Via dallo sfacelo economico con lo sperpero di
duemila miliardi di dollari, usati solo per sostenere un autoreferenziale
apparato amministrativo-burocratico. Che non ha costruito nessuna strada,
nessuna scuola, nessun ospedale. Anzi uno di questi, finanziato da Médecins sans frontières a Konduz, nel
2015, durante un raid antitalebano, è stato bersagliato dai bombardieri dell’Us
Air Force, facendo morti e feriti fra il personale sanitario in servizio. Le uniche strutture create sono nove basi aeree che, c'è da giurare, non verranno smobilitate, servono per continuare a vigilare i cieli del cuore dell'Asia dove i nemici e la competizione non mancano. Un
fiume di aiuti internazionali sono stati gestiti dalle Istituzioni pilotate da
Washington e dispersi in ruberie degli apparati statali dove i boss sono di
casa. Nulla giunge ad associazioni locali di cui abbiamo conosciuto e narrato
l’impegno rivolto a orfani, a donne salvate dalla violenza domestica e
societaria, ai parenti delle vittime di quelli che l’Occidente definisce “danni
collaterali”. Novemila ne ha contati l’Unama lo scorso anno, tremila i morti,
seimila i feriti.

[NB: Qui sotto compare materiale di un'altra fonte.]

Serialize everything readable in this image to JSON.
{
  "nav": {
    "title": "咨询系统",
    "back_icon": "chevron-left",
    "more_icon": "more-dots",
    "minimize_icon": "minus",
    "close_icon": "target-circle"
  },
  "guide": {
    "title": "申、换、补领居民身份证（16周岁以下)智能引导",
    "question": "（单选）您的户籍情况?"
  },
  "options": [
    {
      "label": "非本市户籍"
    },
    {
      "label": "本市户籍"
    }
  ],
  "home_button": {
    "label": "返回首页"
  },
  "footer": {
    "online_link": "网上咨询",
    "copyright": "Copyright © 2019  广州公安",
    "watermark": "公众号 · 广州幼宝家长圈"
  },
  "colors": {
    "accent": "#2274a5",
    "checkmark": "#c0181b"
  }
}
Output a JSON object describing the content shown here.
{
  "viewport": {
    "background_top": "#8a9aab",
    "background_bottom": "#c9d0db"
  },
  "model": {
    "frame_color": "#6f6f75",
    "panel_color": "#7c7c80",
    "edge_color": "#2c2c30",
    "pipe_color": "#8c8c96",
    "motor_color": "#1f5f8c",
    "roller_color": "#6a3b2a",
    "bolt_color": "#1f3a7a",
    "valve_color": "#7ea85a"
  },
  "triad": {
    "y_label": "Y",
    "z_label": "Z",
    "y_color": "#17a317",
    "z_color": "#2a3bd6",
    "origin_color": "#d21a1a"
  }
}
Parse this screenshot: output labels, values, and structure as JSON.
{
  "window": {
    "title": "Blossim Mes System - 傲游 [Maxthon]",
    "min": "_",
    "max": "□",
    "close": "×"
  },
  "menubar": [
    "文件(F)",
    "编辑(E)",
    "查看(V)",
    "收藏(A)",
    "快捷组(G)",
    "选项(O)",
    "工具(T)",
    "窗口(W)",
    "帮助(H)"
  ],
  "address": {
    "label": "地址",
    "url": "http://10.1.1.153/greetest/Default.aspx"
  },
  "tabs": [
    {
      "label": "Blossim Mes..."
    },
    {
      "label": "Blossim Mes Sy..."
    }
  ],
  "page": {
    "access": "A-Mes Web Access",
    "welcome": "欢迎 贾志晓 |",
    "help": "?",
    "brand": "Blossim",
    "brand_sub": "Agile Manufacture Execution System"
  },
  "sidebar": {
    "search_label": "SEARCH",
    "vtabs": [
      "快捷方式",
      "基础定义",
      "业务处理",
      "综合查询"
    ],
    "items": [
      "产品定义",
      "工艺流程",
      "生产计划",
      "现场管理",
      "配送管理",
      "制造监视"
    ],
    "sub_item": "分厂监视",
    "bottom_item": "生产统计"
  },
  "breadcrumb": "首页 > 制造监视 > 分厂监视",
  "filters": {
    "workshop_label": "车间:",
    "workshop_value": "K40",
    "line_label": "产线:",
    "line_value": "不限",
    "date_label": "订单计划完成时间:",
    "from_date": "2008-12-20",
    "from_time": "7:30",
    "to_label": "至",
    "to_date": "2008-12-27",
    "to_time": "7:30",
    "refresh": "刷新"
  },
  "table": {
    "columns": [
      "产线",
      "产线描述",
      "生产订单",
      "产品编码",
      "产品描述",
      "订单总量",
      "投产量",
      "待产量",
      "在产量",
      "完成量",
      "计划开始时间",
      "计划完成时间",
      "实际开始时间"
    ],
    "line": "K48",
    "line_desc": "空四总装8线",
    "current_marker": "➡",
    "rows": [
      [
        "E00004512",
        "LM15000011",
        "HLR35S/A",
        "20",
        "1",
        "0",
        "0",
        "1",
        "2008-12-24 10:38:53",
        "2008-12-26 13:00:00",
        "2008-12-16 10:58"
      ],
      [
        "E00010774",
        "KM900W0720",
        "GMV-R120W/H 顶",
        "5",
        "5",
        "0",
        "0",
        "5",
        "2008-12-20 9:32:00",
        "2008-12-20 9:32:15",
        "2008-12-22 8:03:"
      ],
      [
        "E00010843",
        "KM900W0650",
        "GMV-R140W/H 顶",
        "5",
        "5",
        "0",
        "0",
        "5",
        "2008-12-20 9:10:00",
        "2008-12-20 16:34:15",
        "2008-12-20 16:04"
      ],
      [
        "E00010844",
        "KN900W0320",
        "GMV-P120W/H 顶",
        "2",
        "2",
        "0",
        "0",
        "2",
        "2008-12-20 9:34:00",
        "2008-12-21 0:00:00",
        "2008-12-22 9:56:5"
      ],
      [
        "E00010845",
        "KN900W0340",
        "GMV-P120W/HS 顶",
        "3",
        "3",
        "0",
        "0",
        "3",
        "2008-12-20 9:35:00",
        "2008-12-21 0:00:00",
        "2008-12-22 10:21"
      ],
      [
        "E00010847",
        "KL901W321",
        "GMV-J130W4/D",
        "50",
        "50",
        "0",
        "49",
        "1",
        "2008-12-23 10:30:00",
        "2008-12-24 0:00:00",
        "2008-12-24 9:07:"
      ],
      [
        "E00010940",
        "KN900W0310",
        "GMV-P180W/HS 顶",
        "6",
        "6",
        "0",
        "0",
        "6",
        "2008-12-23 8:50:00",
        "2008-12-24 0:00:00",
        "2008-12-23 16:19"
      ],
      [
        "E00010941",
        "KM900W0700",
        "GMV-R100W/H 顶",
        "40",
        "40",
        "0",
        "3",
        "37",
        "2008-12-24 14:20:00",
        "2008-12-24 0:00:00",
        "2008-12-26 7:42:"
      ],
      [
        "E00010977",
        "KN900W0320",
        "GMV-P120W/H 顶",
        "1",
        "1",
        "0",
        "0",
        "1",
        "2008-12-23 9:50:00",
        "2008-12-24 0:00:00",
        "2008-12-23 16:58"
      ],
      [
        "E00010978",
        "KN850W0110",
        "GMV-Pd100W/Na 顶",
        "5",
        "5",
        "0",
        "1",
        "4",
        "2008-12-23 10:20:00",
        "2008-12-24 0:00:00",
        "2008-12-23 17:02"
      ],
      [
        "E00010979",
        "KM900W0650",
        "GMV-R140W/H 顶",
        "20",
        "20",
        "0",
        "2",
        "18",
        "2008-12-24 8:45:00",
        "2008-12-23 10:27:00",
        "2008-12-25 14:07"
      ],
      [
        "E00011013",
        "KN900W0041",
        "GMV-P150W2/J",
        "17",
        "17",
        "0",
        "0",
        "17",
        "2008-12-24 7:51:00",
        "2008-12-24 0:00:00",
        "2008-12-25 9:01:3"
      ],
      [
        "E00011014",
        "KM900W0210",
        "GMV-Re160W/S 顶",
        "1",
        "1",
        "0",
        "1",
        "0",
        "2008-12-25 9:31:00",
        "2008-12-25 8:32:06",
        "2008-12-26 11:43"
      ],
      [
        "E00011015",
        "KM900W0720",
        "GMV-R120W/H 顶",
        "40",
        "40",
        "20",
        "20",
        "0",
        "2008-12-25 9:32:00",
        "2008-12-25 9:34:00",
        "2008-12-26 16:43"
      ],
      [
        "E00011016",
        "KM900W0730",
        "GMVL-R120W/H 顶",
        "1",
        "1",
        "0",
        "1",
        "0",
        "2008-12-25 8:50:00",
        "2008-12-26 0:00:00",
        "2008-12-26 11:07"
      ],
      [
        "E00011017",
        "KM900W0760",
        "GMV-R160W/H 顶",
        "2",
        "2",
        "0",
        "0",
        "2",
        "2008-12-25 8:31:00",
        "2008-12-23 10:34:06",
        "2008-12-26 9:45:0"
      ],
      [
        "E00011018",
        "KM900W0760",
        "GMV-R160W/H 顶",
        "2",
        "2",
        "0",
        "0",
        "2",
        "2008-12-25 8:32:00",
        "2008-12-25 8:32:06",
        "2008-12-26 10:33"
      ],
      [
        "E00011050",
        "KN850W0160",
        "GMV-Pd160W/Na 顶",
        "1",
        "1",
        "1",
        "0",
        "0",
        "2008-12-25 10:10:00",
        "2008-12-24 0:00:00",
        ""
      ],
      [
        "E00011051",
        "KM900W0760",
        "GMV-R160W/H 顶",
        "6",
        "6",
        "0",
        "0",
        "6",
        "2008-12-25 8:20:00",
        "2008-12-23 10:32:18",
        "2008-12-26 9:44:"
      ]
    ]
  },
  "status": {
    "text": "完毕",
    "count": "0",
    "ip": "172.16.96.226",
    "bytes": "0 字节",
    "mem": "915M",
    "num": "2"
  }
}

E questa era la stagione delle trattative di pace, della
firma in calce che doveva cambiare tutto, mentre tutto è rimasto uguale. I
vent’anni di buio che statunitensi, alleati Nato, l’apparato servile afghano da
essi predisposto fanno pesare sul Paese, si materializza nel soffocamento
d’ogni capacità d’impresa. Come accade ad altre comunità tenute prigioniere e
succubi, si svendono i beni interni e s’impedisce ogni iniziativa volta a creare
un’economia autoctona. Così si perpetuata una dipendenza cronica da cui non si
vede all’orizzonte alcuna emancipazione. L’unico
futuro è rappresentato dalle fughe: quella dei giovani afghani che gonfiano
le file d’una migrazione forzata dalla guerra e dall’assenza di prospettive. E la
fuga-riparo dei militari Nato che evitano di combattere ancora per qualcosa che
non ha ragione d’esistere. Eppure resta il vuoto. L’incompiuta finora sui
tavoli di Doha e Mosca, con la variante di quello di Ankara chiesto dal
Segretario di Stato Blinken, concesso da Erdoğan sempre disponibile su ogni
scacchiere internazionale e glissato dai turbanti, deve conciliare un apparato
fallito con talebani e fondamentalisti sparsi sul territorio, una maledizione che
pesa sulla pelle d’un popolo martoriato. Da questa mediazione dovrebbe nascere
un governo di transizione che forse neppure partirà, mentre l’ipotesi di guerra
civile è un fantasma che riappare. Chissà, dunque, se gli americani faranno un
biglietto d’andata e ritorno o ci sarà
qualche nuovo gestore del moderno “Grande Gioco”.